If you haven’t seen this film, it’s a profoundly moving scene in the context of a Bond film. James Bond. He who supposedly has no personal feelings but love for queen and country, mourns. Lazenby is not an actor per say (he’d only done one chocolate commercial prior to this fleeing gig as Bond) but the way he plays this role — happy accident or not — speaks to how we mourn the inevitable passage of our own time and our own worlds. With distance. Bond is out of body here, removed from the horror he’s experiencing. The repetition of the time motif in OHMSS sets this James Bond movie apart from all the rest and thus, perhaps, makes this moment that much more powerful.

Does it speak to me because there’s a timelessness to James Bond? A timelessness that this scene interrupts? 50 years after Dr. No, James Bond is still jumping motorcycles onto trains. At the same time isn’t that why many of us are fans of 007? Interminable youth? Yet, here we are in OHMSS taking that notion and just stomping all over it. In terms of Bond, OHMSS should have represented a “brave, new world.” The first new Bond. A new, more personal direction in the series. But audiences did not warm to new Bond. They didn’t take to the more somber, personal tone of the film.

Isn’t that natural? To avoid our reality? I’m getting a little glum here. And I apologize. But I’m spewing notes and ideas culled from the intersection of James Bond, Bill Bryson and Aldous Huxley. Something weird was bound to happen. The producers of the Bond series of films immediately abandoned the James Bond burdened by feelings and retreated to pure escapism. They brought back Sean Connery (at GREAT expense) and ventured forward, undaunted by the brave, frightening new world of the 1970’s. Audiences agreed. They flocked back to Bond, making Diamonds Are Forever (a certifiable stinker of a motion picture) a great success compared to the lackluster return from the much better OHMSS.

So, with all that said, I’m looking at these things in front of me and I’m noticing a change in myself.

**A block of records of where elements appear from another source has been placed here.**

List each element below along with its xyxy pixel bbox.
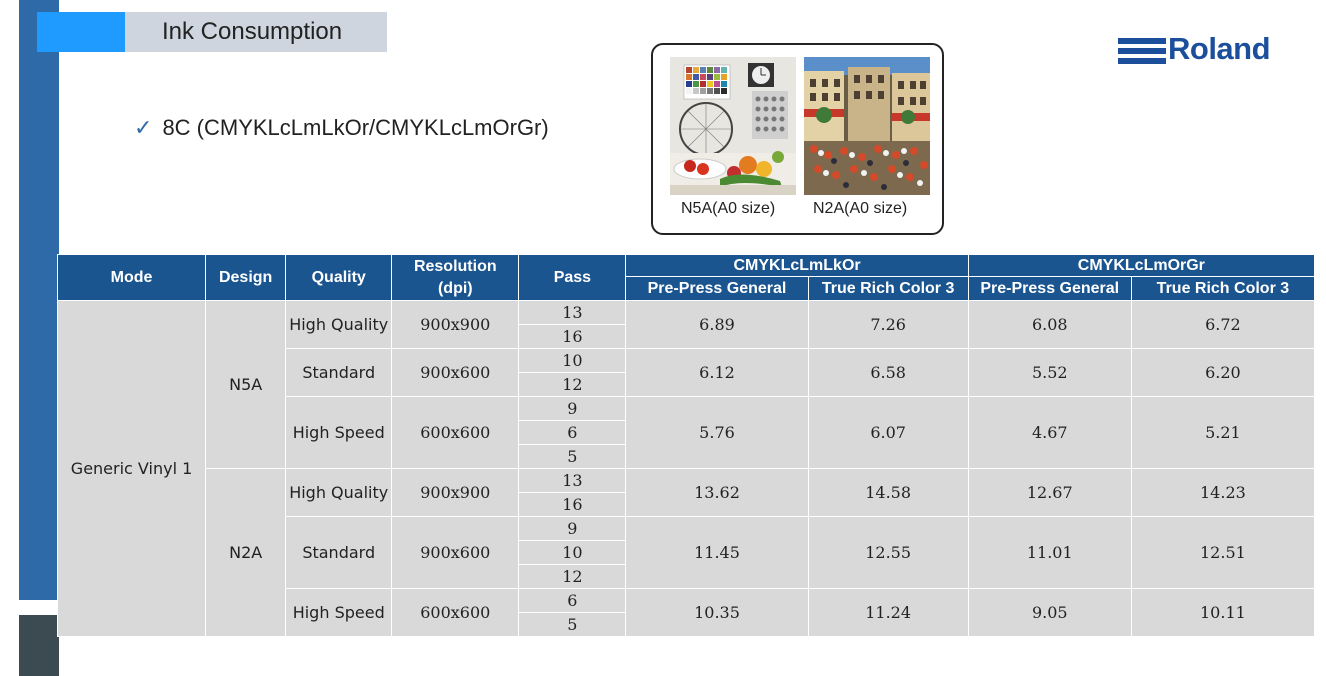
value-cell: 12.67 bbox=[967, 468, 1132, 517]
resolution-cell: 900x600 bbox=[391, 348, 520, 397]
pass-cell: 10 bbox=[518, 348, 627, 373]
sample-caption-n2a: N2A(A0 size) bbox=[813, 200, 908, 217]
title-accent bbox=[37, 12, 125, 52]
pass-cell: 5 bbox=[518, 612, 627, 637]
left-accent-gap bbox=[19, 600, 59, 615]
sample-caption-n5a: N5A(A0 size) bbox=[681, 200, 776, 217]
value-cell: 6.89 bbox=[625, 300, 809, 349]
resolution-cell: 900x600 bbox=[391, 516, 520, 589]
pass-cell: 6 bbox=[518, 588, 627, 613]
table-row: Generic Vinyl 1 N5A High Quality 900x900… bbox=[56, 300, 1316, 637]
header-mode: Mode bbox=[56, 254, 207, 301]
value-cell: 10.11 bbox=[1130, 588, 1316, 637]
pass-cell: 9 bbox=[518, 396, 627, 421]
mode-cell: Generic Vinyl 1 bbox=[56, 300, 207, 637]
page-title: Ink Consumption bbox=[162, 18, 343, 45]
roland-logo-text: Roland bbox=[1168, 31, 1271, 66]
pass-cell: 13 bbox=[518, 468, 627, 493]
design-cell-n2a: N2A bbox=[205, 468, 287, 637]
header-group-cmyklclmlkor: CMYKLcLmLkOr bbox=[625, 254, 969, 277]
value-cell: 14.58 bbox=[807, 468, 969, 517]
header-pass: Pass bbox=[518, 254, 627, 301]
design-cell-n5a: N5A bbox=[205, 300, 287, 469]
left-accent-bar bbox=[19, 0, 59, 600]
header-sub-3: Pre-Press General bbox=[967, 276, 1132, 301]
value-cell: 11.45 bbox=[625, 516, 809, 589]
value-cell: 4.67 bbox=[967, 396, 1132, 469]
test-chart-image bbox=[670, 57, 796, 195]
pass-cell: 10 bbox=[518, 540, 627, 565]
value-cell: 14.23 bbox=[1130, 468, 1316, 517]
value-cell: 11.24 bbox=[807, 588, 969, 637]
pass-cell: 9 bbox=[518, 516, 627, 541]
quality-cell: High Speed bbox=[285, 396, 393, 469]
street-scene-image bbox=[804, 57, 930, 195]
value-cell: 7.26 bbox=[807, 300, 969, 349]
value-cell: 12.55 bbox=[807, 516, 969, 589]
quality-cell: High Quality bbox=[285, 300, 393, 349]
pass-cell: 16 bbox=[518, 324, 627, 349]
value-cell: 9.05 bbox=[967, 588, 1132, 637]
value-cell: 6.58 bbox=[807, 348, 969, 397]
value-cell: 6.72 bbox=[1130, 300, 1316, 349]
header-sub-1: Pre-Press General bbox=[625, 276, 809, 301]
resolution-cell: 900x900 bbox=[391, 468, 520, 517]
quality-cell: Standard bbox=[285, 516, 393, 589]
header-resolution: Resolution (dpi) bbox=[391, 254, 520, 301]
pass-cell: 12 bbox=[518, 372, 627, 397]
value-cell: 6.07 bbox=[807, 396, 969, 469]
header-sub-2: True Rich Color 3 bbox=[807, 276, 969, 301]
quality-cell: Standard bbox=[285, 348, 393, 397]
roland-logo: Roland bbox=[1118, 31, 1288, 68]
roland-logo-icon bbox=[1118, 38, 1166, 64]
resolution-cell: 600x600 bbox=[391, 396, 520, 469]
checkmark-icon: ✓ bbox=[134, 115, 153, 140]
pass-cell: 6 bbox=[518, 420, 627, 445]
header-sub-4: True Rich Color 3 bbox=[1130, 276, 1316, 301]
value-cell: 6.20 bbox=[1130, 348, 1316, 397]
pass-cell: 13 bbox=[518, 300, 627, 325]
value-cell: 6.08 bbox=[967, 300, 1132, 349]
resolution-cell: 900x900 bbox=[391, 300, 520, 349]
value-cell: 10.35 bbox=[625, 588, 809, 637]
config-line: ✓ 8C (CMYKLcLmLkOr/CMYKLcLmOrGr) bbox=[134, 115, 549, 141]
pass-cell: 16 bbox=[518, 492, 627, 517]
ink-consumption-table: Mode Design Quality Resolution (dpi) Pas… bbox=[56, 254, 1316, 637]
value-cell: 6.12 bbox=[625, 348, 809, 397]
value-cell: 13.62 bbox=[625, 468, 809, 517]
sample-images-box: N5A(A0 size) N2A(A0 size) bbox=[651, 43, 944, 235]
header-group-cmyklclmorgr: CMYKLcLmOrGr bbox=[967, 254, 1316, 277]
config-text: 8C (CMYKLcLmLkOr/CMYKLcLmOrGr) bbox=[162, 115, 549, 140]
value-cell: 11.01 bbox=[967, 516, 1132, 589]
pass-cell: 12 bbox=[518, 564, 627, 589]
header-design: Design bbox=[205, 254, 287, 301]
left-accent-footer bbox=[19, 615, 59, 676]
quality-cell: High Quality bbox=[285, 468, 393, 517]
value-cell: 5.76 bbox=[625, 396, 809, 469]
header-quality: Quality bbox=[285, 254, 393, 301]
value-cell: 5.21 bbox=[1130, 396, 1316, 469]
pass-cell: 5 bbox=[518, 444, 627, 469]
value-cell: 12.51 bbox=[1130, 516, 1316, 589]
quality-cell: High Speed bbox=[285, 588, 393, 637]
value-cell: 5.52 bbox=[967, 348, 1132, 397]
table-row: N2A High Quality 900x900 13 13.62 14.58 … bbox=[58, 468, 1316, 637]
resolution-cell: 600x600 bbox=[391, 588, 520, 637]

For the first time in many years. I’ve always feared the moment that I took stock of my life and said, “Well, that’s what it is.” But just recently I looked around and said that very same thing. House. Wife. Two kids. But I wasn’t afraid of recognizing limbo. I wasn’t afraid, not right now anyway. Because I’m looking at everything and I’m thinking “I have all the time in the world” with equal measure James Bond-inspired melancholy and hope.

Are you ready for the deus ex machina wrap up of this mindless ramble? Here goes.

I’m looking forward, but not with pervasive fear. And now that I’ve come to terms with where I am in this world. I indeed see the potential of the time I have, the “brave, new world” at my fingertips. Nothing will ever be the same, but, at the time time, my short history of nearly everything suggests that I don’t necessarily want it to be. I’ve struggled with mental health and doubt and misplaced anxiety. I want not to do that again. I want to embrace time. Because as James Bond has taught us, the time we have left is all the time in our world. I might slip back into depression, succumb to my fears and anxieties tomorrow. I never really know. But I never did. I just know that I’d always prefer to watch On Her Majesty’s Secret Service rather than Diamonds Are Forever. And that, clearly, means something.